PSG gewinnt erstmals die Champions League
Baku, 1. Juni, AZERTAC
Zu den Feierlichkeiten des 4:0 kam sogar Gianluigi Donnarumma herbeigelaufen, der Torwart. Überall hatten sich Pariser Jubeltrauben gebildet, und Donnarumma tat sein Bestes, jeden Mitspieler einzeln mit seinen riesigen Pranken abzuschlagen.
Es gab vieler solcher Szenen an diesem historischen Finalabend, alle zeigen den veränderten Charakter des neuen Champions-League-Siegers Paris Saint-Germain. Die Botschaft, bis vor Kurzem bei PSG noch verkannt: Fußball ist ein Teamsport, und das beste Team gewinnt.
PSG im Frühjahr 2025 ist vielleicht eine der besten Mannschaften, das je diesen Sport betrieben hat. 5:0 gegen Inter Mailand – so deutlich endete noch nie ein Endspiel im wichtigsten Europapokal, in 70 Jahren nicht. Dabei hatte PSG noch nie zuvor die Champions League gewonnen, als hätte sich der Fußball immer wieder gegen die grenzenlosen Finanzmittel der katarischen Eigentümer aufgebäumt. Der Verliererkomplex ist jetzt Geschichte.
Wenn eine Mannschaft eine solche Sinfonie auf den Rasen legt wie PSG am Samstag in der Münchner Arena, dann geht der Blick automatisch auf den Trainer.
Luis Enrique Martínez ist seit Jahren einer der Besten seines Fachs, 2015 gewann er bereits mit dem FC Barcelona die Champions League, bei der spanischen Nationalelf legte er später die Grundlagen für den EM-Titel im vergangenen Jahr. Doch erst der Abend in Fröttmaning erhob ihn wohl in den Rang eines Trainerstars.
Dazu gehört auch, dass sich das breite Publikum erst bei diesem Superbowl des Fußballs einer tragischen Geschichte bewusst wurde, die das Leben von Luis Enrique und seiner Familie geprägt hat. 2019 starb seine neunjährige Tochter Xana an einem unheilbaren Tumor.
Luis Enrique hat es geschafft, daran nicht zu zerbrechen, sondern Xana als Inspiration mit sich zu tragen. „Sie wird nicht dabei sein, aber sie im Geist bei uns“, hatte er einige Wochen vor dem Finale gesagt und daran erinnert, wie sie nach dem Finalsieg mit Barça 2015 eine Klubfahne in den Rasen des Berliner Finalstadions steckte: „Ich habe den Wunsch, dasselbe mit PSG zu tun.“
„Ich spüre sie immer bei uns“ - Nach dem Schlusspfiff entrollten Pariser Anhänger in der Kurve ein großes Transparent. Es zeigte Xana, wie sie Luis Enrique beim Einpflanzen der PSG-Fahne zusieht. „Das war sehr bewegend“, sagte der Trainer später, betonte aber mehrfach: „Ich brauche keine Champions League, um an meine Tochter zu denken. Ich spüre sie immer.“
Die Geste der Fans zeigt die menschliche Seite des von vielen als Katarer Kunstprodukt verachten Klubs – und das Ausmaß der Verehrung, die Luis Enrique in Paris zuteilwird. Obwohl er nicht einmal Französisch spricht.

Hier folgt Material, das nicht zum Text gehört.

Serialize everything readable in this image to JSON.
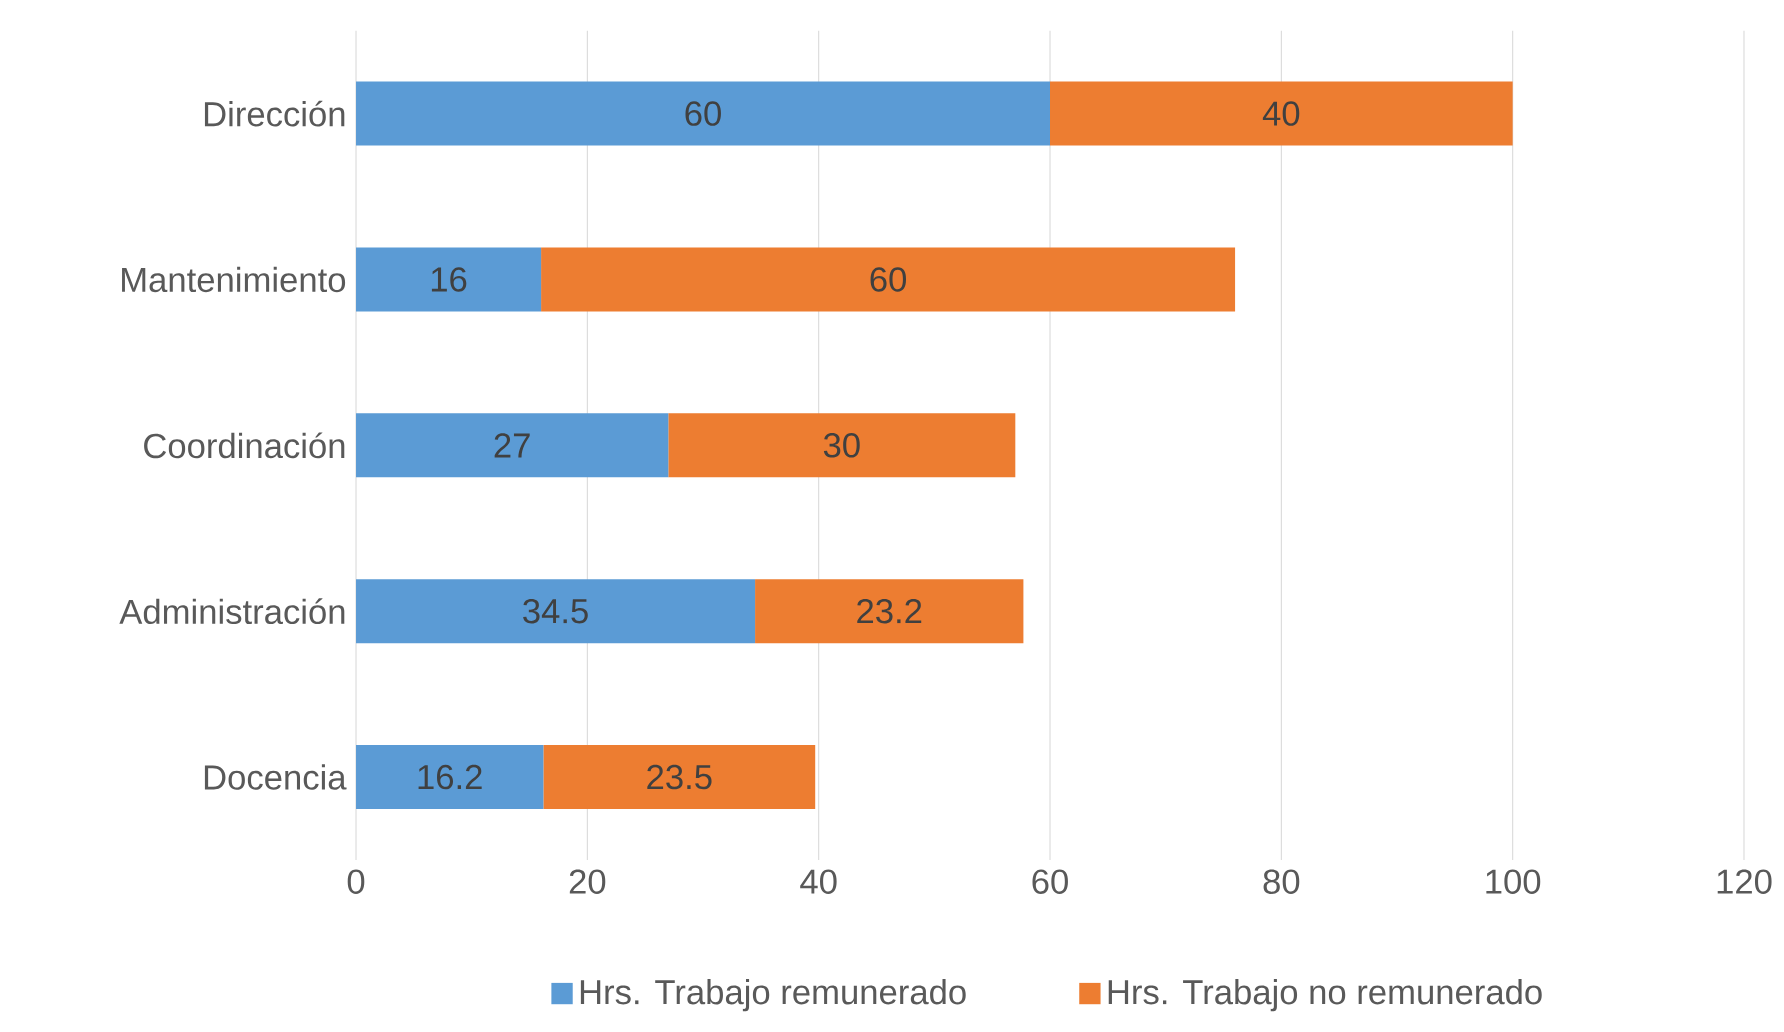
{
  "chart_data": {
    "type": "bar",
    "orientation": "horizontal",
    "stacked": true,
    "categories": [
      "Dirección",
      "Mantenimiento",
      "Coordinación",
      "Administración",
      "Docencia"
    ],
    "series": [
      {
        "name": "Hrs. Trabajo remunerado",
        "color": "#5b9bd5",
        "values": [
          60,
          16,
          27,
          34.5,
          16.2
        ]
      },
      {
        "name": "Hrs. Trabajo no remunerado",
        "color": "#ed7d31",
        "values": [
          40,
          60,
          30,
          23.2,
          23.5
        ]
      }
    ],
    "xlim": [
      0,
      120
    ],
    "xticks": [
      0,
      20,
      40,
      60,
      80,
      100,
      120
    ],
    "grid": "x",
    "legend": "bottom",
    "data_labels": true
  }
}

Der 55-jährige Nordspanier hat dafür etwas sehr Seltenes, Kostbares geschafft. Er hat eine Vereinskultur verändert, den Klub mit den Anhängern versöhnt.

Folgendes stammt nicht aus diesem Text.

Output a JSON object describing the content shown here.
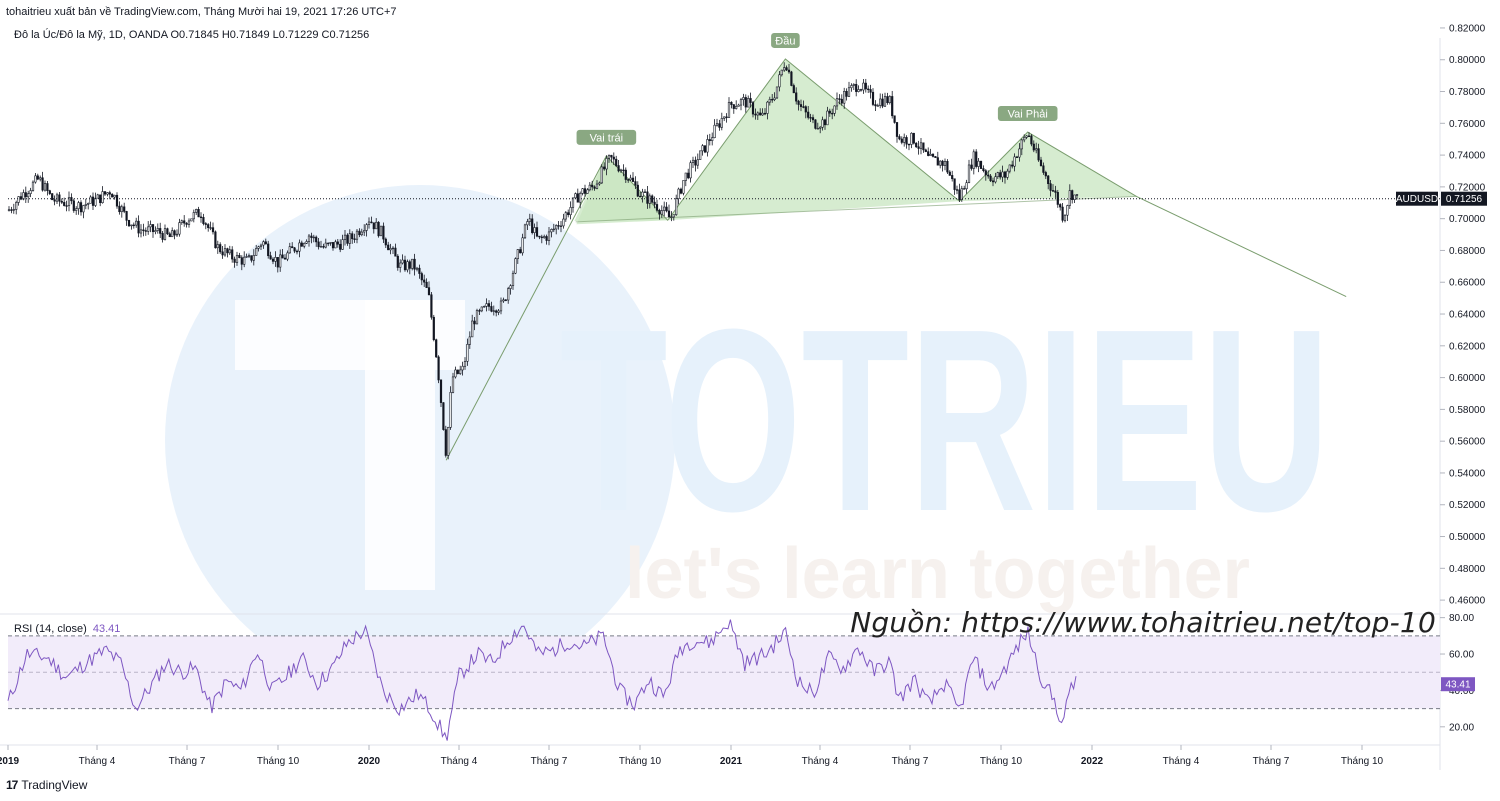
{
  "header": {
    "publisher_line": "tohaitrieu xuất bản về TradingView.com, Tháng Mười hai 19, 2021 17:26 UTC+7",
    "symbol_line": "Đô la Úc/Đô la Mỹ, 1D, OANDA  O0.71845  H0.71849  L0.71229  C0.71256"
  },
  "rsi": {
    "label": "RSI (14, close)",
    "value": "43.41"
  },
  "source_note": "Nguồn: https://www.tohaitrieu.net/top-10",
  "footer": {
    "brand": "TradingView",
    "logo_glyph": "17"
  },
  "watermark": {
    "big": "TOTRIEU",
    "tagline": "let's learn together"
  },
  "colors": {
    "candle": "#131722",
    "pattern_fill": "#c8e6c0",
    "pattern_line": "#7a9d6e",
    "label_bg": "#8aa882",
    "rsi_line": "#7e57c2",
    "rsi_band": "#f2ecfa",
    "price_tag": "#131722",
    "rsi_tag": "#7e57c2",
    "watermark": "#e6f1fb"
  },
  "chart_data": [
    {
      "type": "candlestick",
      "title": "Đô la Úc/Đô la Mỹ, 1D, OANDA",
      "ylim": [
        0.45,
        0.825
      ],
      "y_ticks": [
        "0.82000",
        "0.80000",
        "0.78000",
        "0.76000",
        "0.74000",
        "0.72000",
        "0.70000",
        "0.68000",
        "0.66000",
        "0.64000",
        "0.62000",
        "0.60000",
        "0.58000",
        "0.56000",
        "0.54000",
        "0.52000",
        "0.50000",
        "0.48000",
        "0.46000"
      ],
      "x_ticks": [
        {
          "label": "2019",
          "bold": true
        },
        {
          "label": "Tháng 4",
          "bold": false
        },
        {
          "label": "Tháng 7",
          "bold": false
        },
        {
          "label": "Tháng 10",
          "bold": false
        },
        {
          "label": "2020",
          "bold": true
        },
        {
          "label": "Tháng 4",
          "bold": false
        },
        {
          "label": "Tháng 7",
          "bold": false
        },
        {
          "label": "Tháng 10",
          "bold": false
        },
        {
          "label": "2021",
          "bold": true
        },
        {
          "label": "Tháng 4",
          "bold": false
        },
        {
          "label": "Tháng 7",
          "bold": false
        },
        {
          "label": "Tháng 10",
          "bold": false
        },
        {
          "label": "2022",
          "bold": true
        },
        {
          "label": "Tháng 4",
          "bold": false
        },
        {
          "label": "Tháng 7",
          "bold": false
        },
        {
          "label": "Tháng 10",
          "bold": false
        }
      ],
      "price_path": [
        [
          "2019-01-01",
          0.705
        ],
        [
          "2019-01-15",
          0.715
        ],
        [
          "2019-02-01",
          0.725
        ],
        [
          "2019-02-15",
          0.712
        ],
        [
          "2019-03-01",
          0.71
        ],
        [
          "2019-03-15",
          0.708
        ],
        [
          "2019-04-01",
          0.712
        ],
        [
          "2019-04-15",
          0.718
        ],
        [
          "2019-05-01",
          0.7
        ],
        [
          "2019-05-15",
          0.693
        ],
        [
          "2019-06-01",
          0.692
        ],
        [
          "2019-06-15",
          0.688
        ],
        [
          "2019-07-01",
          0.7
        ],
        [
          "2019-07-15",
          0.704
        ],
        [
          "2019-08-01",
          0.682
        ],
        [
          "2019-08-15",
          0.676
        ],
        [
          "2019-09-01",
          0.673
        ],
        [
          "2019-09-15",
          0.686
        ],
        [
          "2019-10-01",
          0.672
        ],
        [
          "2019-10-15",
          0.68
        ],
        [
          "2019-11-01",
          0.69
        ],
        [
          "2019-11-15",
          0.682
        ],
        [
          "2019-12-01",
          0.684
        ],
        [
          "2019-12-15",
          0.688
        ],
        [
          "2020-01-01",
          0.7
        ],
        [
          "2020-01-15",
          0.69
        ],
        [
          "2020-02-01",
          0.67
        ],
        [
          "2020-02-15",
          0.671
        ],
        [
          "2020-03-01",
          0.653
        ],
        [
          "2020-03-10",
          0.61
        ],
        [
          "2020-03-19",
          0.552
        ],
        [
          "2020-03-25",
          0.6
        ],
        [
          "2020-04-05",
          0.605
        ],
        [
          "2020-04-15",
          0.636
        ],
        [
          "2020-05-01",
          0.645
        ],
        [
          "2020-05-15",
          0.645
        ],
        [
          "2020-06-01",
          0.68
        ],
        [
          "2020-06-10",
          0.7
        ],
        [
          "2020-06-20",
          0.686
        ],
        [
          "2020-07-01",
          0.69
        ],
        [
          "2020-07-15",
          0.7
        ],
        [
          "2020-08-01",
          0.716
        ],
        [
          "2020-08-15",
          0.72
        ],
        [
          "2020-09-01",
          0.738
        ],
        [
          "2020-09-15",
          0.73
        ],
        [
          "2020-10-01",
          0.716
        ],
        [
          "2020-10-15",
          0.71
        ],
        [
          "2020-11-01",
          0.7
        ],
        [
          "2020-11-15",
          0.726
        ],
        [
          "2020-12-01",
          0.74
        ],
        [
          "2020-12-15",
          0.755
        ],
        [
          "2021-01-01",
          0.772
        ],
        [
          "2021-01-15",
          0.774
        ],
        [
          "2021-02-01",
          0.763
        ],
        [
          "2021-02-15",
          0.78
        ],
        [
          "2021-02-25",
          0.8
        ],
        [
          "2021-03-10",
          0.772
        ],
        [
          "2021-03-25",
          0.76
        ],
        [
          "2021-04-05",
          0.761
        ],
        [
          "2021-04-20",
          0.775
        ],
        [
          "2021-05-10",
          0.785
        ],
        [
          "2021-05-25",
          0.774
        ],
        [
          "2021-06-10",
          0.775
        ],
        [
          "2021-06-20",
          0.75
        ],
        [
          "2021-07-05",
          0.75
        ],
        [
          "2021-07-20",
          0.737
        ],
        [
          "2021-08-05",
          0.735
        ],
        [
          "2021-08-20",
          0.713
        ],
        [
          "2021-09-03",
          0.739
        ],
        [
          "2021-09-20",
          0.726
        ],
        [
          "2021-10-05",
          0.727
        ],
        [
          "2021-10-20",
          0.745
        ],
        [
          "2021-10-28",
          0.754
        ],
        [
          "2021-11-10",
          0.733
        ],
        [
          "2021-11-25",
          0.715
        ],
        [
          "2021-12-03",
          0.701
        ],
        [
          "2021-12-10",
          0.717
        ],
        [
          "2021-12-17",
          0.7126
        ]
      ],
      "last_price": {
        "symbol": "AUDUSD",
        "value": "0.71256",
        "y": 0.71256
      },
      "pattern": {
        "name": "Head and Shoulders",
        "labels": [
          {
            "text": "Vai trái",
            "date": "2020-08-28",
            "y": 0.7395
          },
          {
            "text": "Đầu",
            "date": "2021-02-25",
            "y": 0.8005
          },
          {
            "text": "Vai Phải",
            "date": "2021-10-28",
            "y": 0.7545
          }
        ],
        "points": [
          {
            "date": "2020-03-19",
            "y": 0.548
          },
          {
            "date": "2020-08-28",
            "y": 0.7395
          },
          {
            "date": "2020-10-29",
            "y": 0.699
          },
          {
            "date": "2021-02-25",
            "y": 0.8005
          },
          {
            "date": "2021-08-20",
            "y": 0.711
          },
          {
            "date": "2021-10-28",
            "y": 0.7545
          },
          {
            "date": "2022-02-15",
            "y": 0.714
          },
          {
            "date": "2022-09-15",
            "y": 0.651
          }
        ]
      }
    },
    {
      "type": "line",
      "title": "RSI (14, close)",
      "ylim": [
        10,
        82
      ],
      "y_ticks": [
        "80.00",
        "60.00",
        "40.00",
        "20.00"
      ],
      "bands": [
        30,
        50,
        70
      ],
      "last_value": "43.41",
      "series": [
        {
          "values": [
            [
              "2019-01-01",
              33
            ],
            [
              "2019-01-20",
              60
            ],
            [
              "2019-02-10",
              58
            ],
            [
              "2019-03-01",
              47
            ],
            [
              "2019-03-20",
              55
            ],
            [
              "2019-04-10",
              62
            ],
            [
              "2019-04-25",
              55
            ],
            [
              "2019-05-10",
              30
            ],
            [
              "2019-05-25",
              42
            ],
            [
              "2019-06-10",
              55
            ],
            [
              "2019-06-25",
              50
            ],
            [
              "2019-07-10",
              52
            ],
            [
              "2019-07-25",
              30
            ],
            [
              "2019-08-10",
              45
            ],
            [
              "2019-08-25",
              40
            ],
            [
              "2019-09-10",
              62
            ],
            [
              "2019-09-25",
              40
            ],
            [
              "2019-10-10",
              48
            ],
            [
              "2019-10-25",
              58
            ],
            [
              "2019-11-10",
              44
            ],
            [
              "2019-11-25",
              52
            ],
            [
              "2019-12-10",
              66
            ],
            [
              "2019-12-28",
              73
            ],
            [
              "2020-01-15",
              40
            ],
            [
              "2020-02-01",
              30
            ],
            [
              "2020-02-20",
              38
            ],
            [
              "2020-03-05",
              28
            ],
            [
              "2020-03-19",
              13
            ],
            [
              "2020-04-01",
              48
            ],
            [
              "2020-04-20",
              60
            ],
            [
              "2020-05-05",
              55
            ],
            [
              "2020-05-20",
              68
            ],
            [
              "2020-06-05",
              76
            ],
            [
              "2020-06-20",
              60
            ],
            [
              "2020-07-05",
              62
            ],
            [
              "2020-07-20",
              67
            ],
            [
              "2020-08-05",
              64
            ],
            [
              "2020-08-25",
              70
            ],
            [
              "2020-09-10",
              40
            ],
            [
              "2020-09-25",
              32
            ],
            [
              "2020-10-10",
              46
            ],
            [
              "2020-10-25",
              36
            ],
            [
              "2020-11-10",
              63
            ],
            [
              "2020-11-25",
              68
            ],
            [
              "2020-12-10",
              66
            ],
            [
              "2020-12-30",
              78
            ],
            [
              "2021-01-15",
              55
            ],
            [
              "2021-02-05",
              60
            ],
            [
              "2021-02-25",
              72
            ],
            [
              "2021-03-10",
              45
            ],
            [
              "2021-03-25",
              38
            ],
            [
              "2021-04-10",
              58
            ],
            [
              "2021-04-25",
              52
            ],
            [
              "2021-05-10",
              64
            ],
            [
              "2021-05-25",
              50
            ],
            [
              "2021-06-10",
              56
            ],
            [
              "2021-06-20",
              35
            ],
            [
              "2021-07-05",
              46
            ],
            [
              "2021-07-20",
              32
            ],
            [
              "2021-08-05",
              44
            ],
            [
              "2021-08-20",
              28
            ],
            [
              "2021-09-03",
              58
            ],
            [
              "2021-09-20",
              40
            ],
            [
              "2021-10-05",
              52
            ],
            [
              "2021-10-20",
              66
            ],
            [
              "2021-10-28",
              72
            ],
            [
              "2021-11-10",
              48
            ],
            [
              "2021-11-25",
              33
            ],
            [
              "2021-12-03",
              20
            ],
            [
              "2021-12-10",
              44
            ],
            [
              "2021-12-17",
              43.41
            ]
          ]
        }
      ]
    }
  ]
}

Der PSG, den er 2023 vorfand, galt als hoffnungsloses Divenensemble. Ein Jahrzehnt lang hatten wechselnde Superstars sich um Elfmeter und Privilegien gestritten, Partys gefeiert und um Verträge gepokert, auf dem Platz die anstrengende Defensivaktion lieber unterlassen, um vorne in Pole-Position für den eigenen Ruhm zu bleiben.